Il cuore di Bea si è fermato oggi. L’annuncio dell’aggravarsi delle sue condizioni è arrivato attraverso Facebook, postato dalla zia, Sara Fiorentino. Sempre lei, martedì 13 febbraio, sul suo profilo, aveva annunciato l’aggravarsi delle condizioni della nipote: «Vi aggiorno in maniera molto onesta e sincera: Beatrice è molto grave. Non ci sono segni di ripresa perché nonostante lei sia molto forte il suo fisico non riesce a reagire. I polmoni sono irrimediabilmente compromessi e ci sono poche possibilità di rimettersi». Quello che conta, ha aggiunto la zia, «è che non sente nulla, riposa tranquilla e non soffre».

Bea muoveva gli occhi e niente altro. La sua malattia non ha mai avuto un nome, e quindi neppure una cura. «Siamo seguiti in maniera egregia e amorevole all’ospedale Regina Margherita – aveva raccontato la mamma, Stefania Fiorentino, che al settimo mese di vita di Bea aveva scoperto la malattia». I medici avevano spiegato a lei e al padre che si trattava di un’anomalia genetica mai vista prima, una malattia che calcifica tutto ciò che avvolge le articolazioni. Beatrice non poteva piegare il collo, le braccia, i gomiti, le ginocchia, i piedi e neppure le dita. Per questo – in una sintesi estrema – il suo corpo era stato paragonato a una «pietra».

«Nostra figlia – raccontava mamma Stefania – è nata al termine di una gravidanza normale; nulla faceva presagire la sua malattia.

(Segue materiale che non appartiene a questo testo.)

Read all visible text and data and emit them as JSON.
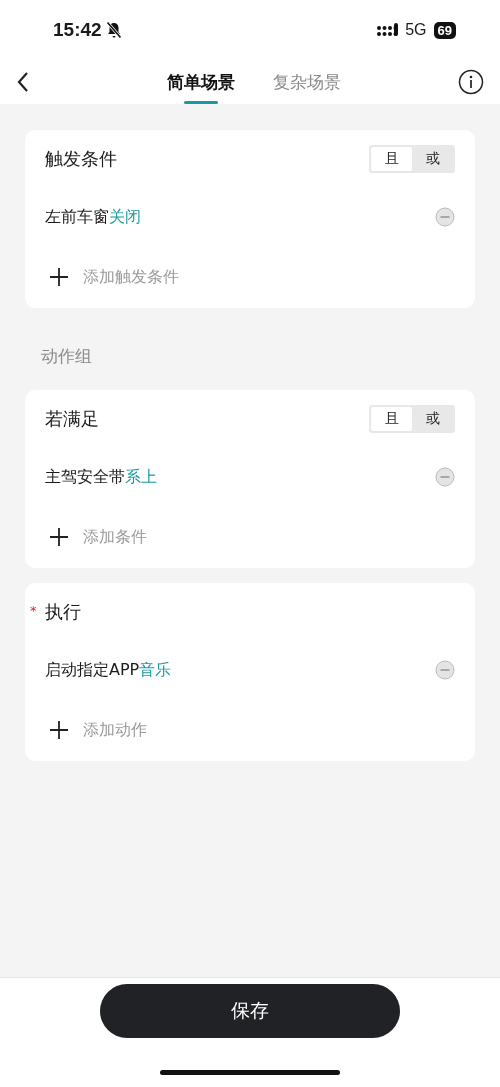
{
  "status_bar": {
    "time": "15:42",
    "network": "5G",
    "battery": "69"
  },
  "nav": {
    "tabs": [
      {
        "label": "简单场景",
        "selected": true
      },
      {
        "label": "复杂场景",
        "selected": false
      }
    ]
  },
  "sections": [
    {
      "kind": "card",
      "title": "触发条件",
      "logic": [
        {
          "label": "且",
          "selected": true
        },
        {
          "label": "或",
          "selected": false
        }
      ],
      "items": [
        {
          "subject": "左前车窗",
          "value": "关闭"
        }
      ],
      "add_label": "添加触发条件"
    },
    {
      "kind": "label",
      "title": "动作组"
    },
    {
      "kind": "card",
      "title": "若满足",
      "logic": [
        {
          "label": "且",
          "selected": true
        },
        {
          "label": "或",
          "selected": false
        }
      ],
      "items": [
        {
          "subject": "主驾安全带",
          "value": "系上"
        }
      ],
      "add_label": "添加条件"
    },
    {
      "kind": "card",
      "title": "执行",
      "required_mark": "*",
      "items": [
        {
          "subject": "启动指定APP",
          "value": "音乐"
        }
      ],
      "add_label": "添加动作"
    }
  ],
  "save_button": "保存"
}
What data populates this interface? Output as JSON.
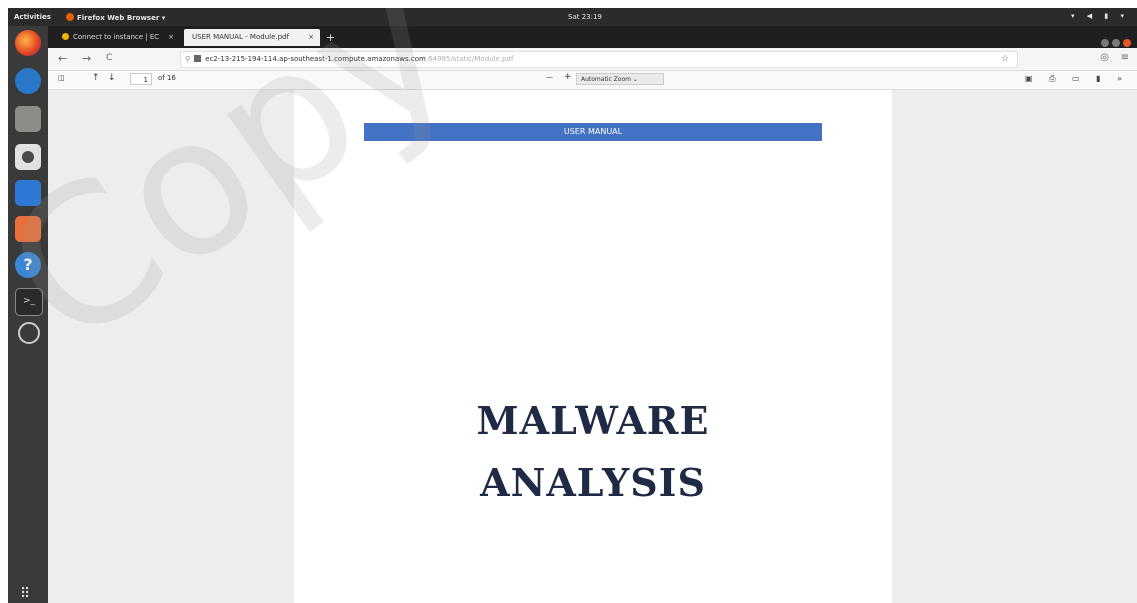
{
  "topbar": {
    "activities": "Activities",
    "app_name": "Firefox Web Browser ▾",
    "clock": "Sat 23:19",
    "tray": "▾ ◀ ▮ ▾"
  },
  "dock": {
    "items": [
      "firefox-icon",
      "thunderbird-icon",
      "files-icon",
      "rhythmbox-icon",
      "writer-icon",
      "software-icon",
      "help-icon",
      "terminal-icon",
      "updater-icon"
    ],
    "apps_grid": "⠿"
  },
  "tabs": [
    {
      "label": "Connect to instance | EC",
      "close": "×"
    },
    {
      "label": "USER MANUAL - Module.pdf",
      "close": "×"
    }
  ],
  "new_tab": "+",
  "nav": {
    "back": "←",
    "forward": "→",
    "reload": "C",
    "url_host": "ec2-13-215-194-114.ap-southeast-1.compute.amazonaws.com",
    "url_path": ":64995/static/Module.pdf",
    "star": "☆",
    "shield": "◎",
    "menu": "≡"
  },
  "pdf_toolbar": {
    "sidebar_toggle": "◫",
    "prev": "↑",
    "next": "↓",
    "page_number": "1",
    "page_count": "of 16",
    "zoom_out": "—",
    "zoom_in": "+",
    "zoom_value": "Automatic Zoom ⌄",
    "tools": "▣ ⎙ ▭ ▮ »"
  },
  "document": {
    "banner": "USER MANUAL",
    "title_line1": "MALWARE",
    "title_line2": "ANALYSIS"
  },
  "watermark": "Copy"
}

Durante i primi due mesi di vita, in realtà, sembrava un po’ più rigida degli altri bimbi, non apriva bene le manine, ma non ci siamo allarmati, perché gli esami non rivelavano nulla di anomalo». Ma a 7 mesi, «massaggiandola dopo il bagnetto le si è rotto un polso. E in ospedale, alla prima lastra total-body, si sono accorti delle strane calcificazioni articolari».

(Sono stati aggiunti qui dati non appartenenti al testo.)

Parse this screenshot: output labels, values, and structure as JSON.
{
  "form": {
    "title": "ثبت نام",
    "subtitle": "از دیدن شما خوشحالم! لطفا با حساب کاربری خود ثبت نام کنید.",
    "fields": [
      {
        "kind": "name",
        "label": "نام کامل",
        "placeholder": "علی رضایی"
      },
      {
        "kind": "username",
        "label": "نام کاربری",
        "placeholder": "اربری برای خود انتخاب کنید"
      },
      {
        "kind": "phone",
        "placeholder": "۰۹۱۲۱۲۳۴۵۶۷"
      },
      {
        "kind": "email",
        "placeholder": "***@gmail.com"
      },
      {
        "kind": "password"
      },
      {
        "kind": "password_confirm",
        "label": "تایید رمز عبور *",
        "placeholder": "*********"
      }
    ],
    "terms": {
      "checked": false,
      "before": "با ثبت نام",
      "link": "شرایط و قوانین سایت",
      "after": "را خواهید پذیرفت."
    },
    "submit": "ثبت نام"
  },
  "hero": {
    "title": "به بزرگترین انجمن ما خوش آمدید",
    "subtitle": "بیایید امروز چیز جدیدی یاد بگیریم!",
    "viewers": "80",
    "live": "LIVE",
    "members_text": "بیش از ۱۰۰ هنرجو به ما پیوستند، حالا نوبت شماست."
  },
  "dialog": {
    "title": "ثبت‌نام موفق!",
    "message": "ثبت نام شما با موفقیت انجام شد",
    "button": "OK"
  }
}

Beatrice aveva frequentato la scuola, con un’insegnante dedicata. Non c’è mai stata illusione, ma sempre e solo un amore immenso, e cura: «La malattia progredisce, sappiamo bene che cosa l’aspetta e ci aspetta – ripeteva consapevole la mamma, senza però mai rassegnarsi -: prima o poi Bea si irrigidirà completamente e i polmoni non la faranno più respirare».

La sua storia ha commosso non solo l’Italia. A settembre 2013 Bea e i genitori erano stati ricevuti in Piazza San Pietro da papa Francesco: Un abbraccio, la commozione del Pontefice, e una benedizione. Pochi ma intensi minuti.